Aranıza mesafe koyduğunuz sorunla ilgili düşünceleri
bu şekilde işledikçe, başkasının
dedikodusunu yapıyormuş gibi bir soğukkanlılığa mümkün mertebe yaklaşın.
Şöyle başlayın:
A) Sizi derinden etkileyen bir duygu veya
düşünceyi yazıya dökün. Yazarken akışa bırakın, sizi etkileyen olayı iyice
keşfedin ve sizi nasıl etkilediğini kendinize tarif edin. Kesintisiz yirmi
dakika yazın ve bunu dört gün sürdürün.
Yazarken şunlara dikkat edin:
-
Sessiz sakin bir ortam seçin.
-
Akışa bırakın ve akışı bozacak
yazım, gramer ve cümle hataları gibi şeylere takılmayın.
-
Sadece ve sadece kendiniz için
yazın.
-
Samimi ve cesur olun.
-
Sizin için önemli ve çok kişisel
olanları yazın.
-
Sadece şu an üzerinde düşündüğünüz
sorunla ilgili olanları yazın. (Size çok acı veriyorsa, yeni yaşadığınız ve
henüz destek almadığınız bir travmayla ilgili yazmayın.)
-
Dört günün sonunda, mümkün mertebe
konuyu bir de başkasının perspektifinden yazmayı deneyin (Sizi tatmin etmezse,
bunu bırakın, yapmasanız da olur).
B) Şimdi yazdıklarınıza bir daha bakın ve her
bir düşünce parçası ile ilgili, adeta ona yapışık olarak gelen duyguyu fark
edin; korku mu, kaygı mı, üzüntü mü, utanç mı…?

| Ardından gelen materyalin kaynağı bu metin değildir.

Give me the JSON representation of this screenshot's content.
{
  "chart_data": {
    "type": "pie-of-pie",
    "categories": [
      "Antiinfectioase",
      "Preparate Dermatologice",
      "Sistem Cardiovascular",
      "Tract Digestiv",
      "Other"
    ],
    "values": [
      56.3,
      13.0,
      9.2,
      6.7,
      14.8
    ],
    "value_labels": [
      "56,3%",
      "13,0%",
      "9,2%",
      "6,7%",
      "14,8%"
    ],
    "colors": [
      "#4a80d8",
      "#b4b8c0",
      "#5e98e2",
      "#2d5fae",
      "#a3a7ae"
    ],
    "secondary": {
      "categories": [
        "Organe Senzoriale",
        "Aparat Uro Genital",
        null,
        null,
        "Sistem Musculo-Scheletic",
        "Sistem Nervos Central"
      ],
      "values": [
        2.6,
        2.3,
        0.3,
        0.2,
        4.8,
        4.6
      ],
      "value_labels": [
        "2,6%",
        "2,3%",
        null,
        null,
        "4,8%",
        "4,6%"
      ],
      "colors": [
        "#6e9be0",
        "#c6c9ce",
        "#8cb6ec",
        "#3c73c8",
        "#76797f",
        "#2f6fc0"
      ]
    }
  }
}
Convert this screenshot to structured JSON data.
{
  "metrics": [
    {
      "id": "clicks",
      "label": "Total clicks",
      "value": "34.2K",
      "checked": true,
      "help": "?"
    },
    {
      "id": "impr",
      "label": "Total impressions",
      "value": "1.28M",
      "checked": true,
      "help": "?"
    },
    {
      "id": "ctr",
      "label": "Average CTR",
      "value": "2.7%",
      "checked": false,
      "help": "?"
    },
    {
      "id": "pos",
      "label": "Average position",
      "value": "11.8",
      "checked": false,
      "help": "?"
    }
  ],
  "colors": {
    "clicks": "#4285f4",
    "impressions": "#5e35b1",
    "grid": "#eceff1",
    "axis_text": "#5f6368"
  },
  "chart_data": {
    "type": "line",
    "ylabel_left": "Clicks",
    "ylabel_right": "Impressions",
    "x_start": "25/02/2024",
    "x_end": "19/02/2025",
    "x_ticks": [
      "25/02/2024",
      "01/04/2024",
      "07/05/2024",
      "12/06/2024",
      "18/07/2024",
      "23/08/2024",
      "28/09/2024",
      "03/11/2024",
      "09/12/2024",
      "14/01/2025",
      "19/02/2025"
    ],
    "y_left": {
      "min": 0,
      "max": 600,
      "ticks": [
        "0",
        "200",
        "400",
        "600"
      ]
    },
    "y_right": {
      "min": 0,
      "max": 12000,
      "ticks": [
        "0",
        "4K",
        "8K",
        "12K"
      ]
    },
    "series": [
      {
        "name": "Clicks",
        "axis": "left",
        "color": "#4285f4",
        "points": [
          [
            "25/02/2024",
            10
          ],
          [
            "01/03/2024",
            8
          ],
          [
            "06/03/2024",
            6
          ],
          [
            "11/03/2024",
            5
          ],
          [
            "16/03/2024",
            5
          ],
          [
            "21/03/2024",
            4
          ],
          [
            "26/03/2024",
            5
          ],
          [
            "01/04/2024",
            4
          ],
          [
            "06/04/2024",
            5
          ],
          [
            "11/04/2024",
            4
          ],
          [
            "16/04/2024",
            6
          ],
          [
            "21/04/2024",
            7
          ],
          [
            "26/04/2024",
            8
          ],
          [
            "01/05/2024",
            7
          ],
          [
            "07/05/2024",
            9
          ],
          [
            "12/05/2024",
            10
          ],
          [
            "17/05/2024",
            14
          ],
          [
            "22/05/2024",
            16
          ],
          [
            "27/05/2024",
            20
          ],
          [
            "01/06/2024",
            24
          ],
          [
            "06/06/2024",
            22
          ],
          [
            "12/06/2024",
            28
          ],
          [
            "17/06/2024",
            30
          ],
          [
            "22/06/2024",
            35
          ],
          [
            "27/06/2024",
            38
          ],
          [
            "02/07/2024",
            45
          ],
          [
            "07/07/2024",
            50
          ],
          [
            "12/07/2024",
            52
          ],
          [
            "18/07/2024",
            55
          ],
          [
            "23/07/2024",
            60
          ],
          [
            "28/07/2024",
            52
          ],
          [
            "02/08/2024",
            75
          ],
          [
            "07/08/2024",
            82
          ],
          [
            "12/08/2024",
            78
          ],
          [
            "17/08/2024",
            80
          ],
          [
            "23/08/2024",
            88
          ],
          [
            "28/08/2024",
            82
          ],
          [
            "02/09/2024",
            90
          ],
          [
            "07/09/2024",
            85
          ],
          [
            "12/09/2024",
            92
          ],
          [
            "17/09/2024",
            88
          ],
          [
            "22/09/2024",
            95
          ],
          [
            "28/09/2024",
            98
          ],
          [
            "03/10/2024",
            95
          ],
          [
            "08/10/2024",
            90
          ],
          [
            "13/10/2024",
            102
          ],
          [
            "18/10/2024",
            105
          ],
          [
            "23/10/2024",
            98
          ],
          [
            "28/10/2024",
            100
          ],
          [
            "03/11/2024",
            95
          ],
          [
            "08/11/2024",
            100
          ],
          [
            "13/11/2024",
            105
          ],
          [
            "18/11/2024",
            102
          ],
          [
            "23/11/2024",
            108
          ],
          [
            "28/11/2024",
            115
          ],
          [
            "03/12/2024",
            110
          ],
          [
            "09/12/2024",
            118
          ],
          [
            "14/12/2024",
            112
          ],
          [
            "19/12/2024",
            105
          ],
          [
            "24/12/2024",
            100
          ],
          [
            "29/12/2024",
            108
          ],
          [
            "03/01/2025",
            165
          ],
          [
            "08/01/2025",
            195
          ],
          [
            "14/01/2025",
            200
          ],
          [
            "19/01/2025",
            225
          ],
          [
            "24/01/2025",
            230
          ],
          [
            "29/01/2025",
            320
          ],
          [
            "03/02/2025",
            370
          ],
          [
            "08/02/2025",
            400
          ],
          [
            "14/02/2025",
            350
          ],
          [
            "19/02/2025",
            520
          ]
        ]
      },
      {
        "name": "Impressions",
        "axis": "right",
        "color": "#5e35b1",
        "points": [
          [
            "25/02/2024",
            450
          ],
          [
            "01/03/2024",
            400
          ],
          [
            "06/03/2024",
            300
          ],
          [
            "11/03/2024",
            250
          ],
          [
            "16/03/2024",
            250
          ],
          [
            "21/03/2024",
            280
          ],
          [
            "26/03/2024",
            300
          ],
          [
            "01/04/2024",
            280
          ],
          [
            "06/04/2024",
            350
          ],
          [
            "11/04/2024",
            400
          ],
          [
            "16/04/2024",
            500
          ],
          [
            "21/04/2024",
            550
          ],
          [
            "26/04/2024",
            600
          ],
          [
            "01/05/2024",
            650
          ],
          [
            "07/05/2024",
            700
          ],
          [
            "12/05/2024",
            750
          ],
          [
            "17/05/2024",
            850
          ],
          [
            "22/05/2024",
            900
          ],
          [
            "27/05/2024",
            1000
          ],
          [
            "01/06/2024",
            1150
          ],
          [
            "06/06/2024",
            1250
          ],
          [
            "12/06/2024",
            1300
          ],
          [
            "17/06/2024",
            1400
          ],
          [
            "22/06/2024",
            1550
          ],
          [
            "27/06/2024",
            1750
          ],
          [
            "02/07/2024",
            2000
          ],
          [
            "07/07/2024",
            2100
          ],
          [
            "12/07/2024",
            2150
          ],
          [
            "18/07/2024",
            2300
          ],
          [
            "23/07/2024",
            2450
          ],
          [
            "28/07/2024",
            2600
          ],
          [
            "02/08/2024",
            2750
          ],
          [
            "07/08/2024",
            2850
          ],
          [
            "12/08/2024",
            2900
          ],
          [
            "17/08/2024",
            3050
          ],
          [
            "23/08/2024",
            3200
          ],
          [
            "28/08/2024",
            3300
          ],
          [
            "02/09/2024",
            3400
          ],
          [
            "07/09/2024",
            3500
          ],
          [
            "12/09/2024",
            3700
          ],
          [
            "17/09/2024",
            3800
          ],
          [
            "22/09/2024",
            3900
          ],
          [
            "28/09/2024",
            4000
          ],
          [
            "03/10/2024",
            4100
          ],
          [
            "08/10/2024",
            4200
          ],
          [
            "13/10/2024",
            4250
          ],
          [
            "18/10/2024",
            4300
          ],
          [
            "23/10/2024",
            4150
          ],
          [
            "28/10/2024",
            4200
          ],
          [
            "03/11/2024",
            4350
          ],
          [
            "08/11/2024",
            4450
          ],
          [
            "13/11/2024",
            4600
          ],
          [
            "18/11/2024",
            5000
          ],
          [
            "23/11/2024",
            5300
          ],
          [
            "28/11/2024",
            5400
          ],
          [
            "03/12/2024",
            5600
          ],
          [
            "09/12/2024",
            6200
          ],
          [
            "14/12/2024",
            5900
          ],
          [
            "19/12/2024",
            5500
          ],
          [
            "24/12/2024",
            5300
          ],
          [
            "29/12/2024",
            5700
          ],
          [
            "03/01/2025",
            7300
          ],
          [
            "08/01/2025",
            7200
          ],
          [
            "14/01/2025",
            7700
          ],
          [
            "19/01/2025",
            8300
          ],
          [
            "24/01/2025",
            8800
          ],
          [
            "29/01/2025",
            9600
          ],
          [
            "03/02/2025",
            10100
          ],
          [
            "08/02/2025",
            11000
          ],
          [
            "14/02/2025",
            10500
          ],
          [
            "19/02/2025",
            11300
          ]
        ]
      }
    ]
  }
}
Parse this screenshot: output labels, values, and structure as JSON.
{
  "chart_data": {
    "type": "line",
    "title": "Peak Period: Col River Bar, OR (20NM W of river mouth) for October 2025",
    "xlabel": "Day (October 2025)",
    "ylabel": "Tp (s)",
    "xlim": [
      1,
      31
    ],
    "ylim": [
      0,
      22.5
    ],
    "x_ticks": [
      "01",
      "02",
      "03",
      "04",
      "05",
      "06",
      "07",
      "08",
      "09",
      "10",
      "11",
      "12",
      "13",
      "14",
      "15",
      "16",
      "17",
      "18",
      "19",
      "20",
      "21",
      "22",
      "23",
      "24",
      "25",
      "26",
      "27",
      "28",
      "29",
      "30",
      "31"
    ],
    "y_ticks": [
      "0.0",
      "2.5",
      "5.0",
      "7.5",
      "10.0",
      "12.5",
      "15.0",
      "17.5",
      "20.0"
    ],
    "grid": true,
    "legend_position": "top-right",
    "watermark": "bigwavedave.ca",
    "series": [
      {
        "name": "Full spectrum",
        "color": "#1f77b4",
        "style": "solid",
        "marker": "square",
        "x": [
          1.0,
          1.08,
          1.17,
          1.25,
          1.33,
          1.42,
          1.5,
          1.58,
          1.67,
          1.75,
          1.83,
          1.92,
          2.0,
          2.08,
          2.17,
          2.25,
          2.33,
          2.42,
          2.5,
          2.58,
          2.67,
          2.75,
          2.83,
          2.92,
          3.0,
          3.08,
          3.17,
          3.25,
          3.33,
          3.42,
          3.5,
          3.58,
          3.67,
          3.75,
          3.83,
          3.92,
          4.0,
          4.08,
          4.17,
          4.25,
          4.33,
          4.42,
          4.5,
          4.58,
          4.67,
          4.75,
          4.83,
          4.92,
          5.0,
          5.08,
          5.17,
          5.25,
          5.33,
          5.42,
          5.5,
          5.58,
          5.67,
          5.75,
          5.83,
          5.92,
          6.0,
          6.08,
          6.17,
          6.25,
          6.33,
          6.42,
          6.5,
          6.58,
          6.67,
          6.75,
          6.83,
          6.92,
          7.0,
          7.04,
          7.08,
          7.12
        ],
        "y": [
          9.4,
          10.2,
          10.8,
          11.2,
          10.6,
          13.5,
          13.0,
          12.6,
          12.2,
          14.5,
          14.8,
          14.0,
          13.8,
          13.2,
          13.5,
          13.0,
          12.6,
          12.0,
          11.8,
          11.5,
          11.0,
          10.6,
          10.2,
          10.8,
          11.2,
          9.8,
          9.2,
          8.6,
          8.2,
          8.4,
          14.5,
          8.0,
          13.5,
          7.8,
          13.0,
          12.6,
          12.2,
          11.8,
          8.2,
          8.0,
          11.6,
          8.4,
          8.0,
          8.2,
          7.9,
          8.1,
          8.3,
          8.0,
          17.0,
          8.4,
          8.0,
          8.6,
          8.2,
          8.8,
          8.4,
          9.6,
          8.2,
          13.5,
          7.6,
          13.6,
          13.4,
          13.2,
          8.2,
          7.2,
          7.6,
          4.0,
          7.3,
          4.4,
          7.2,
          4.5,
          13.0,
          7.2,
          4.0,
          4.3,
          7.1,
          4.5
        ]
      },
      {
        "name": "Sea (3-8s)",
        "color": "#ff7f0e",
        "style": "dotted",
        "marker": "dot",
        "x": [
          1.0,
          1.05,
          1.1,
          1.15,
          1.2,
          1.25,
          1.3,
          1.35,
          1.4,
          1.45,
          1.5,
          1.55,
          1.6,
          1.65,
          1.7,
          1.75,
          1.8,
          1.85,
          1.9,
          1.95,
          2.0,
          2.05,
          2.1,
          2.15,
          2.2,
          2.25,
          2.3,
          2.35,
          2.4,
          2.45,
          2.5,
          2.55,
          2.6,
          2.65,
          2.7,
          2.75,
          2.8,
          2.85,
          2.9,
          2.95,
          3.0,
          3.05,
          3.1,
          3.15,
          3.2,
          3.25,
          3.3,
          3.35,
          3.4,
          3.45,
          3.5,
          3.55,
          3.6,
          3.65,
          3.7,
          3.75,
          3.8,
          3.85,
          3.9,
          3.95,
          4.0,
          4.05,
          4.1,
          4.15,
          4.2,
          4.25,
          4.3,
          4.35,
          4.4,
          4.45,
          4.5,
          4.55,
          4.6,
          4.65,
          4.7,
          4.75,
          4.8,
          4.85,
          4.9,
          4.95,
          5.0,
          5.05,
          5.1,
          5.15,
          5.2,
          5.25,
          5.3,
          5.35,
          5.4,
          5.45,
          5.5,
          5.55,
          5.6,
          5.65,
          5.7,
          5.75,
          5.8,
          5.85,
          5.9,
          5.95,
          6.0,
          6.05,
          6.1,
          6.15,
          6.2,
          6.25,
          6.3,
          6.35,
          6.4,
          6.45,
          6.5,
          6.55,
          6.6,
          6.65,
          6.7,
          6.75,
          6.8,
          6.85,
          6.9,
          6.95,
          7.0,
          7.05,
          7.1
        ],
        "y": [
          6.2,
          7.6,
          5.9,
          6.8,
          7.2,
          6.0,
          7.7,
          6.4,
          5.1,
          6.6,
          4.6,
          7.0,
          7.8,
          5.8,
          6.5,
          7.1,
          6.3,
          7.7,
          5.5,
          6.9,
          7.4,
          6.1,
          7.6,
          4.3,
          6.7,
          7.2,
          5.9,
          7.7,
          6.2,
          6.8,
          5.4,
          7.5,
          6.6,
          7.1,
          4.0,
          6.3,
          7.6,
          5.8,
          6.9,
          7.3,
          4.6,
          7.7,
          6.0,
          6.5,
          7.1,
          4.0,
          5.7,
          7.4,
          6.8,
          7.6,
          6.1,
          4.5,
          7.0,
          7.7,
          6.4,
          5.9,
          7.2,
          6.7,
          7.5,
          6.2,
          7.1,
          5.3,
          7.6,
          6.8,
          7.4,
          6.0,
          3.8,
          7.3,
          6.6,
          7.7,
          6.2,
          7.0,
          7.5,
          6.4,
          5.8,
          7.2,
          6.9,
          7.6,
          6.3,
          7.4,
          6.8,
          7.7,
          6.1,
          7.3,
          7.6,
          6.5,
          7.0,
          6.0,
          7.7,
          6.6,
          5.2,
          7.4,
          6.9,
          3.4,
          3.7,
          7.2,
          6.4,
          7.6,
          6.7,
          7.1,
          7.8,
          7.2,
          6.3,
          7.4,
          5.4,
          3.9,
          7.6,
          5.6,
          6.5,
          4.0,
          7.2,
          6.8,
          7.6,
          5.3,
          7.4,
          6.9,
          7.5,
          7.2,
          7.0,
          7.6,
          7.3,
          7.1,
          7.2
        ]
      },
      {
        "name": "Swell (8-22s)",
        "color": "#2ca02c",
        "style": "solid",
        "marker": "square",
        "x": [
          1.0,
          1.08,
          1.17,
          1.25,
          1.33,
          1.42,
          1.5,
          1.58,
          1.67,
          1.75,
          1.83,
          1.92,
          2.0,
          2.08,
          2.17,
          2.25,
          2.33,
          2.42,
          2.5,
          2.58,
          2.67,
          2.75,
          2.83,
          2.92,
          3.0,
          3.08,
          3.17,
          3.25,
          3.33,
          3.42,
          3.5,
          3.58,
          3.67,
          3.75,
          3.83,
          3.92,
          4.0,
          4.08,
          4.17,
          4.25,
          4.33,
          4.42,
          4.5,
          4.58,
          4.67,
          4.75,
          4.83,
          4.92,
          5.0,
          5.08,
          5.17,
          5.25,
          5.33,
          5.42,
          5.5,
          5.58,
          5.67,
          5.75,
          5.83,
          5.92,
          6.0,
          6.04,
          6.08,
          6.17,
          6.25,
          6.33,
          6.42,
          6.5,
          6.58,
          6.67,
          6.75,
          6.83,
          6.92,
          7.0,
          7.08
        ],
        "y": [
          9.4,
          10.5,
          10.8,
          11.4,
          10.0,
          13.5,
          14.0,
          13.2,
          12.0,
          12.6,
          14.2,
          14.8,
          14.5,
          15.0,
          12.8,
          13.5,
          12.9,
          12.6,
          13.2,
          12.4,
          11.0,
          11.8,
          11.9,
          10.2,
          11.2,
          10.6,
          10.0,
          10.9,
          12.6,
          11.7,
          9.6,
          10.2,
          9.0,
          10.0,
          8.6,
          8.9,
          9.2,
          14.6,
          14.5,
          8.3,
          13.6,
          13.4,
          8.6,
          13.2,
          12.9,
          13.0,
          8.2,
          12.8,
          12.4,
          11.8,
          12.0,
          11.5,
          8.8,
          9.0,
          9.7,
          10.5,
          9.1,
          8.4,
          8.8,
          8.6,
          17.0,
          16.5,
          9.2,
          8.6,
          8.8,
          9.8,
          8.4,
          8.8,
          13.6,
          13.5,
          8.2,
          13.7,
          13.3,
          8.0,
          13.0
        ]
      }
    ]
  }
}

Sonra bu düşünce parçalarının yöneldiği zamanı fark edin: Geçmiş mi,
gelecek mi, şimdiki zaman mı?
Geçmiş, pişmanlık, utanç, değersizlik… gibi duygularla
ilgilidir ve sürekli sizi rahatsız eden ama “geçmişte kalması gereken”
şeylerdir. Bunu fark ederek, geçmişi kabullenip affedin. Varsa size sağladığı
bir ders veya olgunluk, teşekkür ederek vedalaşın. Hiçbir utanç veya eziklik
hissetmeniz gerekmez, siz artık daha “gelişmiş bir siz” versiyonunuza
eriştiniz, o siz değilsiniz artık. Şimdiki olgun halinize şükran duyun.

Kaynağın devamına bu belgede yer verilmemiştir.